Professional ratings
Review scores
| Source | Rating |
| AbsolutePunk | 72% |
| AllMusic | Star |
| Common Sense Media | Star |
| Entertainment Weekly | B− |

=== Commercial performance ===
Victorious: Music from the Hit TV Show debuted and peaked at number five on the US Billboard 200 with 41,000 copies sold. The album peaked at number five on the US Digital Albums chart and US Top Current Album Sales chart. It also charted at number one on the US Kid Albums chart and US Soundtrack Albums chart. Outside the United States, the album peaked at number 35 in Austria, number 36 in Spain, number 69 in Switzerland, and number 100 in Germany. It further charted at number 66 on the UK Album Downloads chart, number 13 on the UK Soundtrack Albums chart, and number ten on the UK Compilation Albums chart.
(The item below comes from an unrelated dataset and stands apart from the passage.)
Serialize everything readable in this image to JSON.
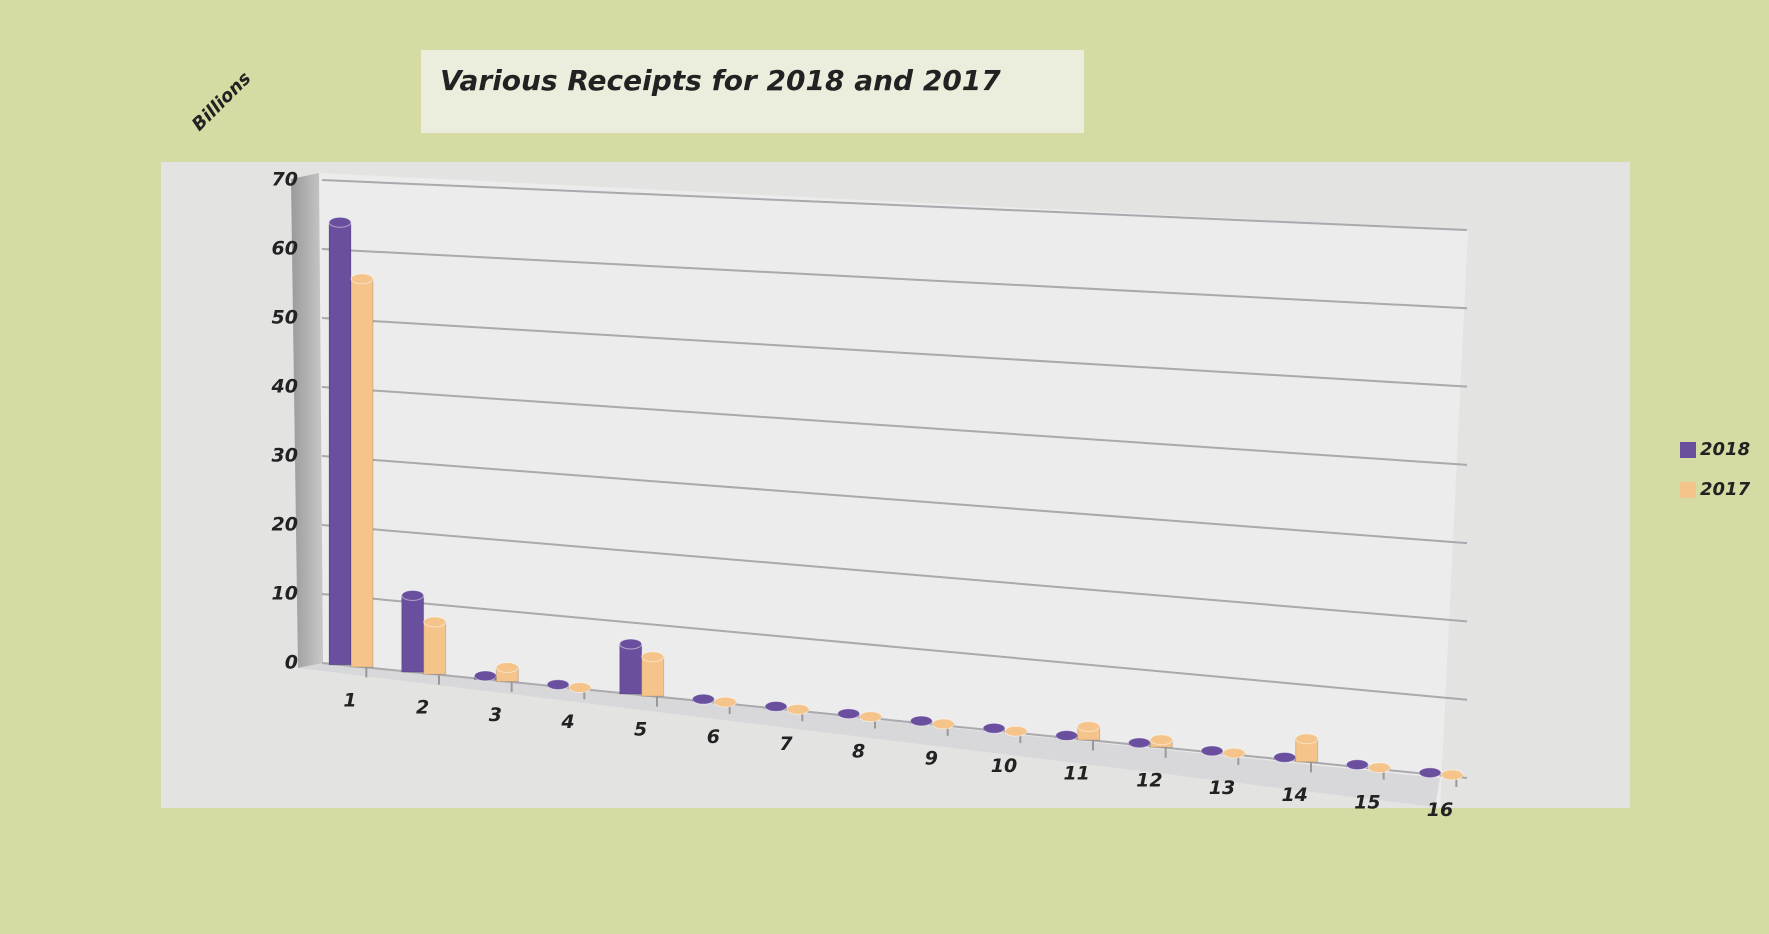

Victorious: Music from the Hit TV Show was certified gold in the United Kingdom by the British Phonographic Industry (BPI) for selling 100,000 units.

==Track listing==

Standard edition
| No. | Title | Writer(s) | Artist(s) | Length |
|---|---|---|---|---|
| 1. | "Make It Shine" (Victorious Theme) | Lukasz Gottwald; Michael Corcoran; Dan Schneider; | Victorious cast featuring Victoria Justice | 3:07 |
| 2. | "Freak the Freak Out" | CJ Abraham; Corcoran; Schneider; Nick Hexum; Zack Hexum; | Victorious cast featuring Victoria Justice | 3:54 |
| 3. | "Best Friend's Brother" | Allan Grigg; Savan Kotecha; Victoria Justice; | Victorious cast featuring Victoria Justice | 3:38 |
| 4. | "Beggin' on Your Knees" | Shellback; Kotecha; | Victorious cast featuring Victoria Justice | 3:13 |
| 5. | "All I Want Is Everything" | Lindy Robbins; Toby Gad; | Victorious cast featuring Victoria Justice | 3:02 |
| 6. | "You're the Reason" | Corcoran; Abraham; Schneider; | Victorious cast featuring Victoria Justice | 2:53 |
| 7. | "Give It Up" | Corcoran; Abraham; Schneider; | Victorious cast featuring Elizabeth Gillies and Ariana Grande | 2:45 |
| 8. | "I Want You Back" | The Corporation | Victorious cast featuring Victoria Justice | 2:59 |
| 9. | "Song 2 You" | Josh Schwartz; Brian Kierulf; Leon Thomas III; | Victorious cast featuring Leon Thomas III and Victoria Justice | 3:38 |
| 10. | "Tell Me That You Love Me" | Corcoran; Abraham; Schneider; | Victorious cast featuring Victoria Justice and Leon Thomas III | 2:41 |
| 11. | "Finally Falling" | Corcoran; Abraham; Schneider; Drake Bell; | Victorious cast featuring Victoria Justice | 2:50 |
| 12. | "Leave It All to Shine" | Gottwald; Corcoran; Schneider; | iCarly and Victorious casts featuring Miranda Cosgrove and Victoria Justice | 2:12 |
| Total length: |  |  |  | 36:52 |

iTunes Store
| No. | Title | Writer(s) | Artist(s) | Length |
|---|---|---|---|---|
| 13. | "Broken Glass" | Schneider | Victorious cast featuring Matt Bennett | 2:25 |
| Total length: |  |  |  | 39:17 |

== Charts ==

===Weekly charts===

Weekly chart performance for Victorious: Music from the Hit TV Show
| Chart (2011–2012) | Peak position |
|---|---|
| Austrian Albums (Ö3 Austria) | 35 |
| German Albums (Offizielle Top 100) | 100 |
| Spanish Albums (Promusicae) | 36 |
| Swiss Albums (Schweizer Hitparade) | 69 |
| UK Album Downloads (OCC) | 66 |
| UK Compilation Albums (Official Charts) | 10 |
| UK Soundtrack Albums (OCC) | 13 |
| US Billboard 200 | 5 |
| US Kid Albums (Billboard) | 1 |
| US Soundtrack Albums (Billboard) | 1 |

===Year-end charts===

2011 year-end chart performance for Victorious: Music from the Hit TV Show
| Chart (2011) | Position |
|---|---|
| US Kid Albums (Billboard) | 9 |
| US Soundtrack Albums (Billboard) | 16 |
| US Top Current Albums Sales (Billboard) | 196 |

2012 year-end chart performance for Victorious: Music from the Hit TV Show
| Chart (2012) | Position |
|---|---|
| US Kid Albums (Billboard) | 10 |
| US Soundtrack Albums (Billboard) | 23 |

==Certifications and sales==

Certifications and sales for Victorious: Music from the Hit TV Show
| Region | Certification | Certified units/sales |
| United Kingdom (BPI) | Gold | 100,000^{‡} |
| United States | — | 41,000 |
^{‡} Sales+streaming figures based on certification alone.